At the Time of Gladness
Emma died on November 18th, soon after her 52nd birthday, after a brief (six months!) and deeply suffered illness. She was for all of us (her family and her friends in the community) a great witness to the “inexorable positivity of reality,” capable, in this way, of transforming into grace something that is normally considered a disaster, to the point of telling those who came to see her, two days before her death, “Remember that our history is a beautiful one, that’s all!” She wrote this letter on October 30th to her colleagues in the middle school where she taught literature:

Dearest friends, I write to you, whenever possible, with great joy, because I feel the desire to express to you my affection and appreciation for your interest and attention to me in these months.
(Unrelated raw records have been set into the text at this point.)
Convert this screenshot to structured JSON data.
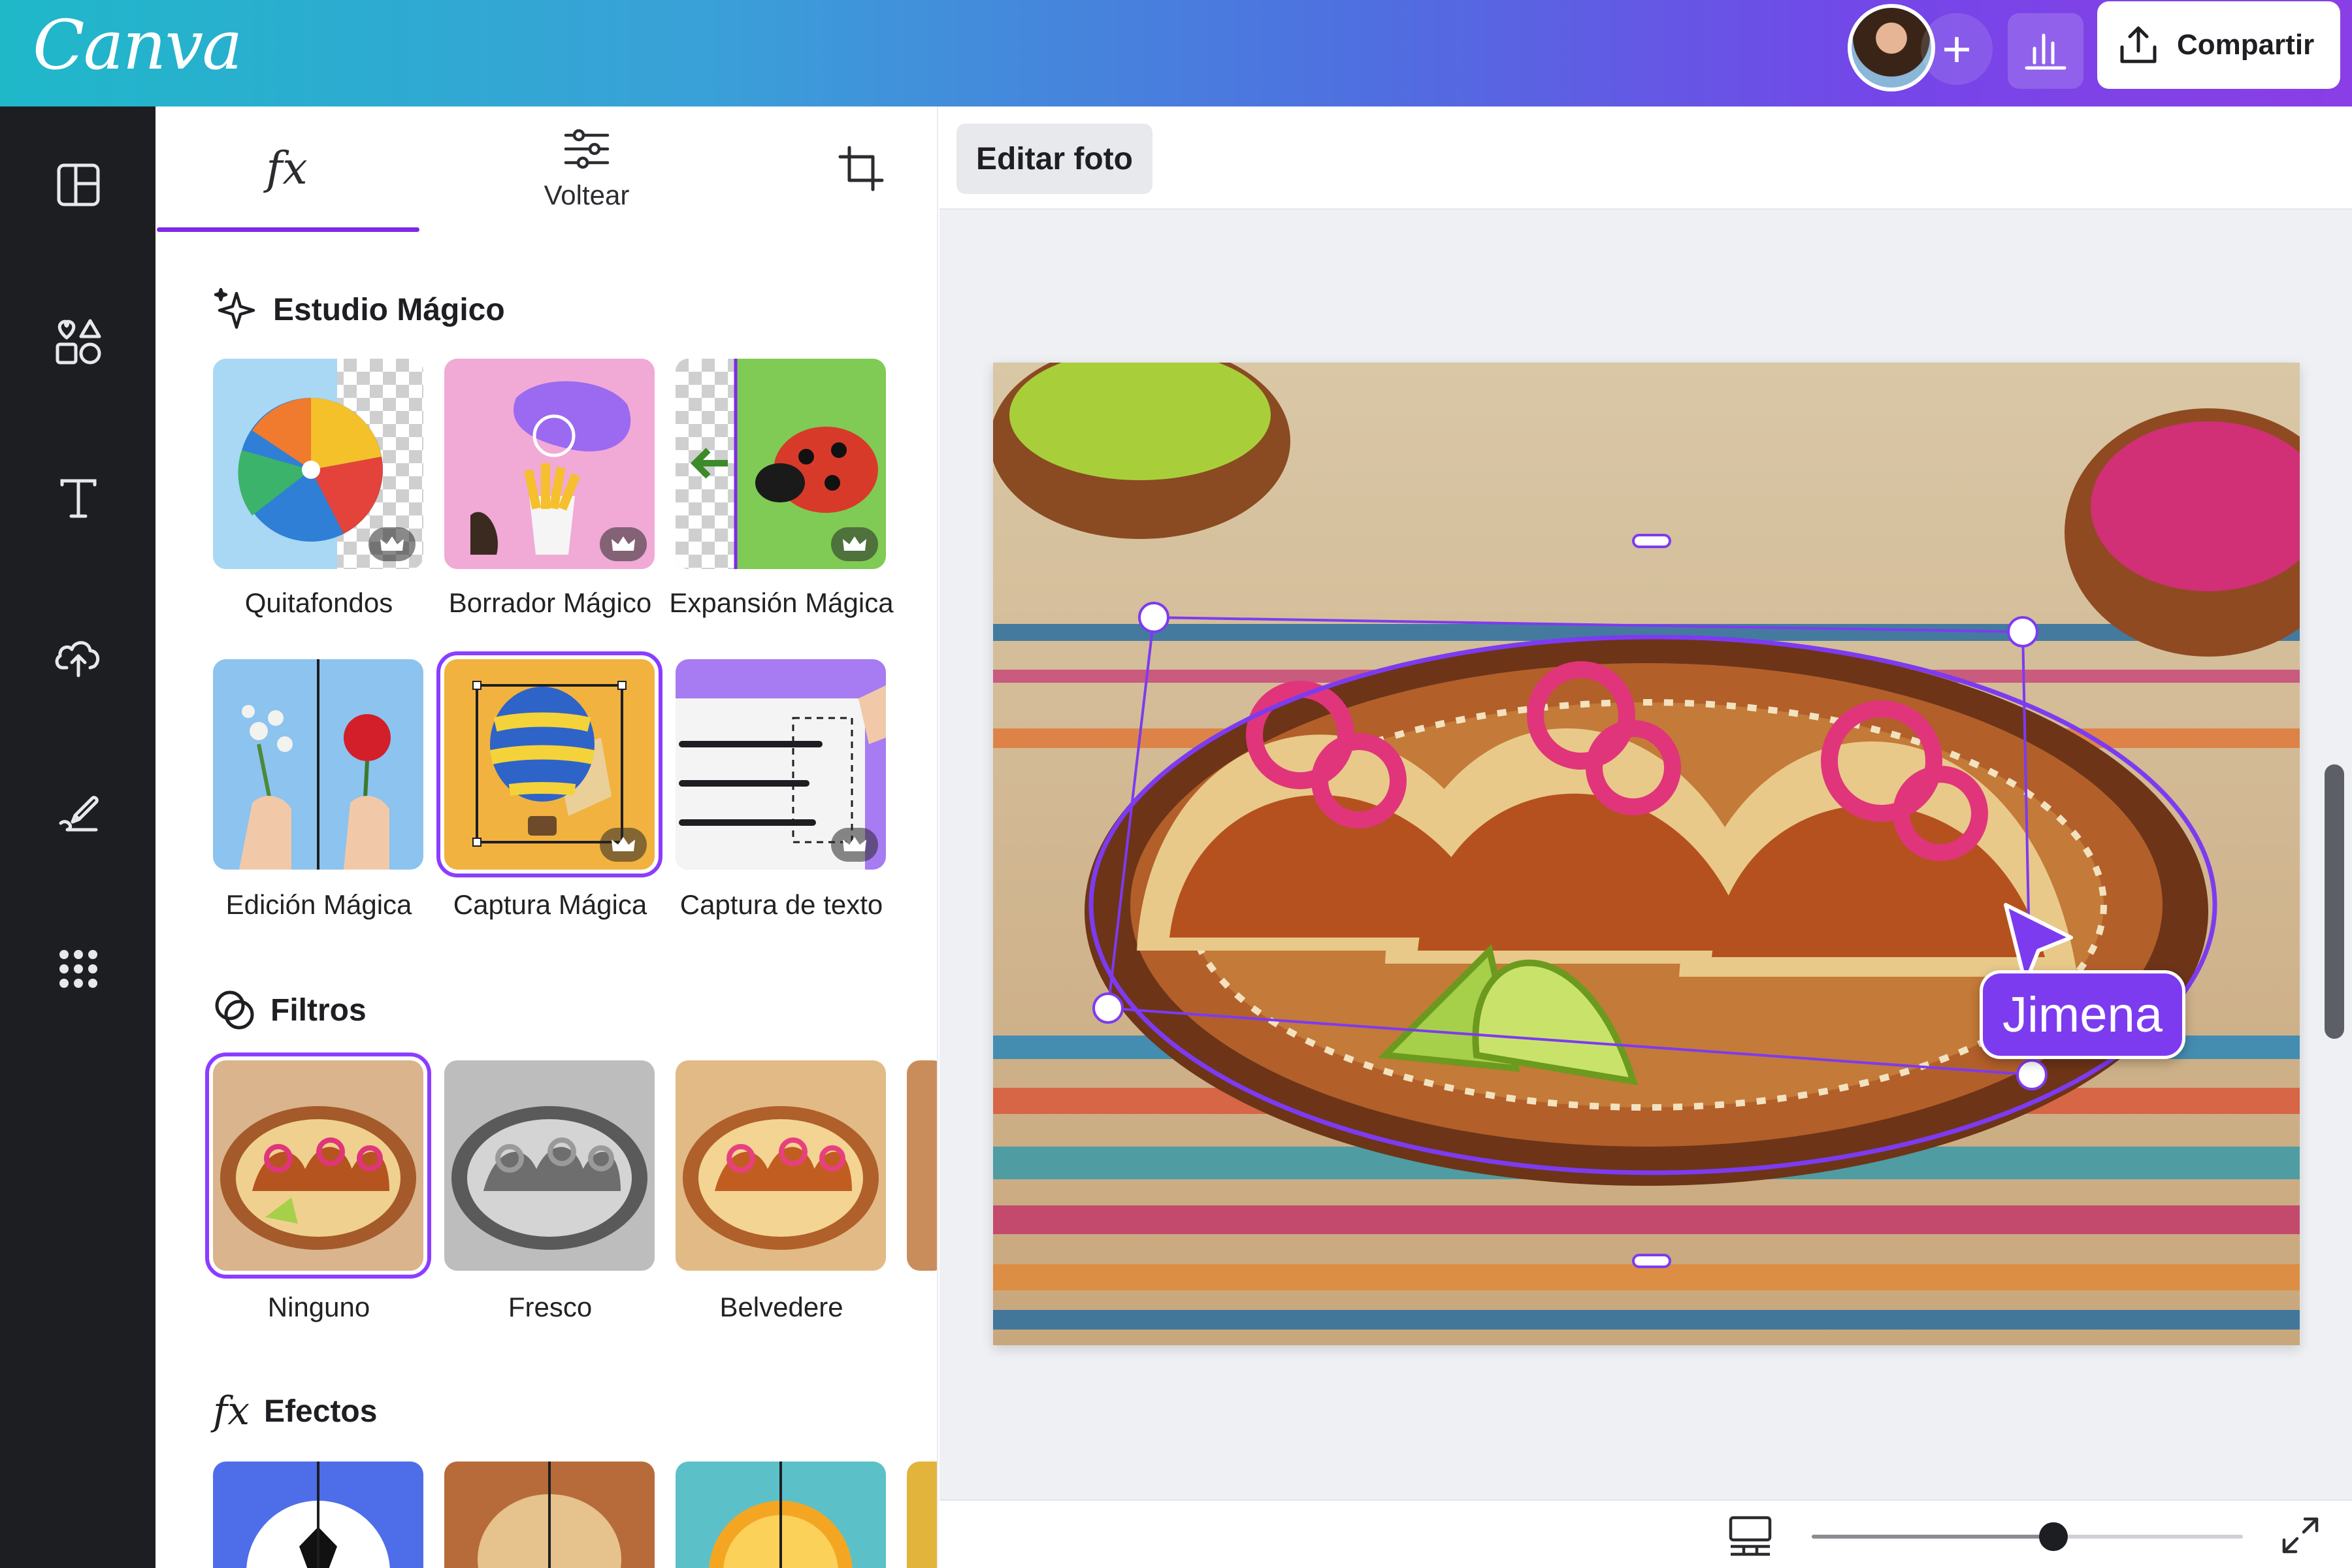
{
  "brand": {
    "logo_text": "Canva",
    "accent": "#7d2ae8"
  },
  "header": {
    "avatar_icon": "user-avatar",
    "add_icon": "plus-icon",
    "stats_icon": "bar-chart-icon",
    "share_icon": "upload-icon",
    "share_label": "Compartir"
  },
  "rail": {
    "icons": [
      "layout-icon",
      "shapes-icon",
      "text-icon",
      "upload-cloud-icon",
      "draw-icon",
      "apps-grid-icon"
    ]
  },
  "panel": {
    "tabs": [
      {
        "icon": "fx-icon",
        "label": "fx",
        "active": true
      },
      {
        "icon": "sliders-icon",
        "label": "Voltear",
        "active": false
      },
      {
        "icon": "crop-icon",
        "label": "",
        "active": false
      }
    ],
    "magic_studio": {
      "title": "Estudio Mágico",
      "items": [
        {
          "label": "Quitafondos",
          "premium": true
        },
        {
          "label": "Borrador Mágico",
          "premium": true
        },
        {
          "label": "Expansión Mágica",
          "premium": true
        },
        {
          "label": "Edición Mágica",
          "premium": false
        },
        {
          "label": "Captura Mágica",
          "premium": true,
          "selected": true
        },
        {
          "label": "Captura de texto",
          "premium": true
        }
      ]
    },
    "filters": {
      "title": "Filtros",
      "items": [
        {
          "label": "Ninguno",
          "selected": true
        },
        {
          "label": "Fresco",
          "selected": false
        },
        {
          "label": "Belvedere",
          "selected": false
        }
      ]
    },
    "effects": {
      "title": "Efectos"
    }
  },
  "canvas": {
    "edit_photo_label": "Editar foto",
    "collaborator_name": "Jimena"
  },
  "footer": {
    "pages_icon": "pages-icon",
    "zoom_fraction": 0.56,
    "fullscreen_icon": "expand-icon"
  }
}
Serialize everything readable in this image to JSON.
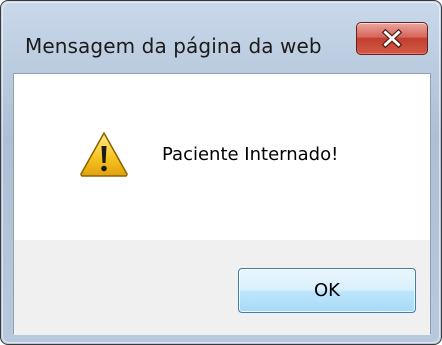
{
  "dialog": {
    "title": "Mensagem da página da web",
    "message": "Paciente Internado!",
    "ok_label": "OK",
    "close_icon": "close-icon",
    "message_icon": "warning-icon"
  },
  "colors": {
    "close_button": "#c94a3a",
    "ok_button_border": "#3c7fb1",
    "warning_fill": "#f7c623"
  }
}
All this has made me understand how important you all are to me! Now that my life has had to take a pause, I want you to know that I miss the school, the kids, you, seeing each other every day, and our encounters that are sometimes intense, sometimes fleeting, when we would tell each other about everything that happened to us in our daily lives. But thinking it over, it is as though this network of relationships has not been taken away from me, but rather left forever, fixed in a wider, undefined time, where your faces are always there ready to come into contact with me at any moment. It is just this dimension that I have been given to live which enables me to face everything with gladness, never feeling that I am alone, and to experience a richness and fullness of life that I would never have been able to imagine before. All this gives a greater and truer value to all the reality around me and gives a meaning to everything! I feel you close to me. I hug you all.